Chacun s’active à son propre rythme. Mais personne n’ignore l’autre. C’est important. Le maître, lui, est discret, mais toujours présent. Effacé mais plus efficace, son rôle est délicat mais plus passionnant aussi. Dans cette architecture qui invite au travail individualisé, puis à des regroupements, il est démystifié. Ce n’est plus le maître qui dispense sa science. C’est le meneur d’un jeu dont l’enfant devine et assimile les règles selon ses moyens et son rythme.
Journal du Centre (29-01-74)

Fort d’une dizaine de classes fonctionnant depuis la Toussaint dernière, le groupe scolaire Jean-Bernigaud, de Magny-Cours, n’est pas une école comme les autres. Il est jeune, tout jeune, mais ça ne l’empêche pas du tout de faire preuve d’une maturité d’esprit qui apparaît à chaque instant. Dans la façon de travailler mais surtout dans la façon de vivre des élèves. Les trois écrivains, au tableau, se sont fort bien passés du maître pour faire le travail. Plus tard, après une ultime lecture, ils lui demanderont son avis. Mais pas avant.
Dans la classe, derrière eux, deux filles sagement assises écrivent, elles aussi. Toutes seules. Il faut entretenir les relations avec les correspondants d’autres écoles. La maîtresse est à côté, occupée avec une autre partie des élèves que l’on voit très affairés derrière la cloison vitrée. Autour d’elle, la pièce prend l’aspect d’une imprimerie. C’est l’aboutissement d’un travail de longue haleine et très personnalisé. Dans une série d’idées, l’élève qui le désire choisit son sujet. Il écrit son texte quand il veut. Ensuite, tous les auteurs viennent soumettre leur écrit, dont la lecture est suivie d’un débat auquel toute la classe participe. Un vote intervient alors pour la sélection des textes qui seront publiés dans le journal scolaire.

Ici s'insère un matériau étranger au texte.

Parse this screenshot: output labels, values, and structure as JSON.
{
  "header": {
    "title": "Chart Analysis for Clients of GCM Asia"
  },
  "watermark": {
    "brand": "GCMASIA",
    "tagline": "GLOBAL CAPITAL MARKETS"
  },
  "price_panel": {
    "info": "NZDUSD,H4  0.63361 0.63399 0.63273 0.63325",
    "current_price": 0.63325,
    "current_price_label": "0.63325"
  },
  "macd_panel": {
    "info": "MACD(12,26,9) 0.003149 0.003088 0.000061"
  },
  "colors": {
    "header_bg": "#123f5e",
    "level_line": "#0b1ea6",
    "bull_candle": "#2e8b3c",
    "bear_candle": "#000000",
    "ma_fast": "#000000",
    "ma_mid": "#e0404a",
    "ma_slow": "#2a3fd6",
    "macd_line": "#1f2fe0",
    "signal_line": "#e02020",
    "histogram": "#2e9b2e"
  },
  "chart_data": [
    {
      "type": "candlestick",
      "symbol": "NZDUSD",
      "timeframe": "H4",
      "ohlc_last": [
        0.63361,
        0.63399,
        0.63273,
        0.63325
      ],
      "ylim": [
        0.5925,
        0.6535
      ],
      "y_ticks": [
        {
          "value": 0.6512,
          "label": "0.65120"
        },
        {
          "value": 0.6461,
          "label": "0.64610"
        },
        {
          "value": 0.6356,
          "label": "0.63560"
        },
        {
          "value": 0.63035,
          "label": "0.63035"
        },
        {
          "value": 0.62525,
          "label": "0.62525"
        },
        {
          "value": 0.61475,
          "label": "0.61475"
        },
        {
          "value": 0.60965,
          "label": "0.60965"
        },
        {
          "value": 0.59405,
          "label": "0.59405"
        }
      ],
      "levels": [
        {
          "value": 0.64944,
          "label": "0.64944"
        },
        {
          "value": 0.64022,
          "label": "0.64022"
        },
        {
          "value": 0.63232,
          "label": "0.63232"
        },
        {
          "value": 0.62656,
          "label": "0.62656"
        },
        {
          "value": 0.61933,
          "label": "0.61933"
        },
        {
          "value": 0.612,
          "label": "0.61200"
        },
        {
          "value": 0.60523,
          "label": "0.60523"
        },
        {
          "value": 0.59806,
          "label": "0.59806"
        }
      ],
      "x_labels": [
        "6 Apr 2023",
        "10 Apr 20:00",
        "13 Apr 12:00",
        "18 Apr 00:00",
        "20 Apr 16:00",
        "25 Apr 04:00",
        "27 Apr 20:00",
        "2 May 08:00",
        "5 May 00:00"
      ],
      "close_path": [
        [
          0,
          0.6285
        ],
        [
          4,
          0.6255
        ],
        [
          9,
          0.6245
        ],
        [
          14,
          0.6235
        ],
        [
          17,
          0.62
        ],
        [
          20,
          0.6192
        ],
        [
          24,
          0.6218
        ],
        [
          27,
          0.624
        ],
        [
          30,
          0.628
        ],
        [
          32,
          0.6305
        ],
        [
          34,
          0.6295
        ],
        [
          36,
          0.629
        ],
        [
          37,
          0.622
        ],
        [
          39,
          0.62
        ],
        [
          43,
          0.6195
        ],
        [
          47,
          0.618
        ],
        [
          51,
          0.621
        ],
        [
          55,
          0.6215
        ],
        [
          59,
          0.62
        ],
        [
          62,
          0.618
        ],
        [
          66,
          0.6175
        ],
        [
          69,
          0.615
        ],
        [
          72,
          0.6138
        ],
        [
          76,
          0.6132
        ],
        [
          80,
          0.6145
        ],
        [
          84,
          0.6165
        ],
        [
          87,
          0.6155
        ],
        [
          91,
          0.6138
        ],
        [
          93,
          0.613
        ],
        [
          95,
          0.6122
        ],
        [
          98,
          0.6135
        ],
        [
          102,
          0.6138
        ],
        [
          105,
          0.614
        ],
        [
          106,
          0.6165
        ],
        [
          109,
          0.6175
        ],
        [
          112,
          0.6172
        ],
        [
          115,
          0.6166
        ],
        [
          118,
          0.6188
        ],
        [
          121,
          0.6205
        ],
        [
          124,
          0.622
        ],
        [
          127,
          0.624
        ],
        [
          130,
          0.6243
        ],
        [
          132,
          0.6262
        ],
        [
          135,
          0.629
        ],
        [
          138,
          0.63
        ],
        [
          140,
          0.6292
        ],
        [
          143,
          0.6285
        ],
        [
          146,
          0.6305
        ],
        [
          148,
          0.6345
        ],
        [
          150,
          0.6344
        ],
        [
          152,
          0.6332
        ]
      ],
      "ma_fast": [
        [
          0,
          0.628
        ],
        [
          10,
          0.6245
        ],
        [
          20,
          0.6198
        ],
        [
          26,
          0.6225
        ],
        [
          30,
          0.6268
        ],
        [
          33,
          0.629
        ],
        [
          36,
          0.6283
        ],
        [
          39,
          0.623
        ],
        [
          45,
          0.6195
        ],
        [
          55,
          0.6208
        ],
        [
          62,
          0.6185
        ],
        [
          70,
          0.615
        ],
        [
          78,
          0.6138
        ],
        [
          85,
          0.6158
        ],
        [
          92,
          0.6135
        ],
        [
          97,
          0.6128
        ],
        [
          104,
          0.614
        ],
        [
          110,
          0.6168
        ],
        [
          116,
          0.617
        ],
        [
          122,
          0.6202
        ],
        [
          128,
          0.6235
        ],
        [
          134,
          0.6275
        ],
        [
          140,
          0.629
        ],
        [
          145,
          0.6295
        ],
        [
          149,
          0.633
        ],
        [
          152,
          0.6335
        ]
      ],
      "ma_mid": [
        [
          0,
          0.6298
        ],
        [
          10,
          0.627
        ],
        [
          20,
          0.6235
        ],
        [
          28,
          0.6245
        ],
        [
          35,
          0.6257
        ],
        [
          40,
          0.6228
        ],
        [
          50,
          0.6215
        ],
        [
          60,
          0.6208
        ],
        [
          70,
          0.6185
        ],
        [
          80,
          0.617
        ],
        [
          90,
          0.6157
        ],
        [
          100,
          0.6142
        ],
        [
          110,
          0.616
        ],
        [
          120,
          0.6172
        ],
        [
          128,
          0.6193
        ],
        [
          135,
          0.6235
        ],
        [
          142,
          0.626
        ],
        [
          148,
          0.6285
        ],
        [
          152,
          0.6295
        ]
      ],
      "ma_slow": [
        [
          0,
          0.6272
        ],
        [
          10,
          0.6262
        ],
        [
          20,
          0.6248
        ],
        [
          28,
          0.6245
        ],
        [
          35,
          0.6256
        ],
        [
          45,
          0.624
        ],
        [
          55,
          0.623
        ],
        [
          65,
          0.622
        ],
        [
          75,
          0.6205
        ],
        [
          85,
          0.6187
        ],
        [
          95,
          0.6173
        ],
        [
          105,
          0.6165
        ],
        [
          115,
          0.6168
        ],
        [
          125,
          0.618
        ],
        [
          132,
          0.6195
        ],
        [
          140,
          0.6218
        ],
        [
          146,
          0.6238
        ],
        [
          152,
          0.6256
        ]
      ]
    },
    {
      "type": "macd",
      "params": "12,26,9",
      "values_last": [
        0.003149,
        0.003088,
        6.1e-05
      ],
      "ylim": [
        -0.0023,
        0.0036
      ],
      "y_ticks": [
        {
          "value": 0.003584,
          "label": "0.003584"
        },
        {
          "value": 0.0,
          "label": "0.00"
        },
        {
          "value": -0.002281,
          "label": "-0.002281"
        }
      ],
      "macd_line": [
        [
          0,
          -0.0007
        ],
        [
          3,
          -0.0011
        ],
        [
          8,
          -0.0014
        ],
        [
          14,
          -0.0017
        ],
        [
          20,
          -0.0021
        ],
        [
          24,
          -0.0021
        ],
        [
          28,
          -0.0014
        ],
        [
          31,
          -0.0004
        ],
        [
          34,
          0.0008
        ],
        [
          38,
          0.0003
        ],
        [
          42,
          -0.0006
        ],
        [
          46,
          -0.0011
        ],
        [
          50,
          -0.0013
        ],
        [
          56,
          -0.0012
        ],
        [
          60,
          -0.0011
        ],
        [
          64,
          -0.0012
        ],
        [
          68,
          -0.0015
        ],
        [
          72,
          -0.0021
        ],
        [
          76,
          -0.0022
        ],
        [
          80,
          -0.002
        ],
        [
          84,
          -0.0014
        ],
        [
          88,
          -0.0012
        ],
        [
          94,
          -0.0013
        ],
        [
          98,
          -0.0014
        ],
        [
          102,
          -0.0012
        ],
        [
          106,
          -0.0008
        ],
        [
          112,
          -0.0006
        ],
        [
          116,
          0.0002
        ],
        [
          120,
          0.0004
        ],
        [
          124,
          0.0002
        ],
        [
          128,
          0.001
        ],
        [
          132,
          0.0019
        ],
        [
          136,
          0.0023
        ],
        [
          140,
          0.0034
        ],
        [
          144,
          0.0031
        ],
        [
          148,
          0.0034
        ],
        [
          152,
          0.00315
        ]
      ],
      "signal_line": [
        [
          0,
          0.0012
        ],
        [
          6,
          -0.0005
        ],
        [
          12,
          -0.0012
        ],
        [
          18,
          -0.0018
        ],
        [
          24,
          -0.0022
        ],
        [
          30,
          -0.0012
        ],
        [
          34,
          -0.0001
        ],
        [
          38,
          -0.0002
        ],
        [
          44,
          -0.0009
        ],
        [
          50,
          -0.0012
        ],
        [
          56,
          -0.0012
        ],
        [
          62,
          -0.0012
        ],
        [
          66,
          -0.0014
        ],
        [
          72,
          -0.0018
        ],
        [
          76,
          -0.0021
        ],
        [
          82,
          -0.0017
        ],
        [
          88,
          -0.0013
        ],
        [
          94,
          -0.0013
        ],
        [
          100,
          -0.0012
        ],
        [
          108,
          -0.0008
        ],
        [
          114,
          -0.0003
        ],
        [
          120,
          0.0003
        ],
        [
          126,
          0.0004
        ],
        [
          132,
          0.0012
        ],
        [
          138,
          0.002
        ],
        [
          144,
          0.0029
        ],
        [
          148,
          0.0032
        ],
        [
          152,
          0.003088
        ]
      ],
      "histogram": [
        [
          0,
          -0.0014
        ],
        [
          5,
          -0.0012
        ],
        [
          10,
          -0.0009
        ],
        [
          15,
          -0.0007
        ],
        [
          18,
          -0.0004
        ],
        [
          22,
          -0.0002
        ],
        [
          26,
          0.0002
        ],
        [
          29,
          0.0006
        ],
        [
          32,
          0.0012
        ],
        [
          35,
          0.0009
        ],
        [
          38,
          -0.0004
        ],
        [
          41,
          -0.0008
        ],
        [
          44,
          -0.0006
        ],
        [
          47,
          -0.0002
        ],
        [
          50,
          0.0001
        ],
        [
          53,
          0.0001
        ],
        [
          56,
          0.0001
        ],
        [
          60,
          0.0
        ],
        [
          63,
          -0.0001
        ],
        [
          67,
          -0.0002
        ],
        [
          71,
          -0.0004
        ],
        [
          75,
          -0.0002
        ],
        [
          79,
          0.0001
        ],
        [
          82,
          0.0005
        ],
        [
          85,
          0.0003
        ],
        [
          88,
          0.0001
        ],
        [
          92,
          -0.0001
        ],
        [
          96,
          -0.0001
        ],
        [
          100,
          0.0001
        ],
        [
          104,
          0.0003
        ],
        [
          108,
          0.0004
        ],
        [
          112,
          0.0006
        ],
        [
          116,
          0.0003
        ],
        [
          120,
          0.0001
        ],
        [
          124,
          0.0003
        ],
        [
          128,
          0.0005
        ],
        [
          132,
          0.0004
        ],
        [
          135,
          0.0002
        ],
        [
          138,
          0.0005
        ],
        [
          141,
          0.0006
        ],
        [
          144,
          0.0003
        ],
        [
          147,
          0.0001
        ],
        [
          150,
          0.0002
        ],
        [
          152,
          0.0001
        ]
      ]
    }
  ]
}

D’une extrémité à l’autre de la chaîne, les élèves font tout. Chacun aura une part active dans un travail vraiment commun. Parce que chaque personnalité y a sa place de droit et de fait. Ecriture volontaire, textes libres, lettres aux correspondants (ils sont nombreux), nous sommes dans l’école moderne: celle de la pédagogie Freinet.
Journal du Centre (29-01-74)

L’Institut nivernais de l’école moderne nous écrit ce qui suit:
(...° Si au lieu de gravir les escaliers d’un groupe scolaire récent, de se perdre dans des couloirs qui n’en finissent pas à la recherche d’une quelconque classe numérotée, l’enfant retrouvait chaque matin un local à sa dimension, une véritable maison - sa maison d’école - qui, au lieu de l’emprisonner, lui ouvrirait directememt les portes sur la vie? Ne pensez-vous pas, alors, qu’il y aurait moins d’inadaptés et de «caractériels»?
Pensons à nous qui, adultes, avons déjà bien du mal à ne pas nous laisser traumatiser par ces ensembles inhumains, dans le cadre d’une urbanisation de plus en plus dévorante: c’est donc un sujet qui concerne non seulement les éducateurs et les architectes, les psychologues et les médecins, mais encore les parents d’élèves et tous ceux qui désirent le bonheur des enfants et leur adaptation à la vie moderne: utopie? impossibilité de financement?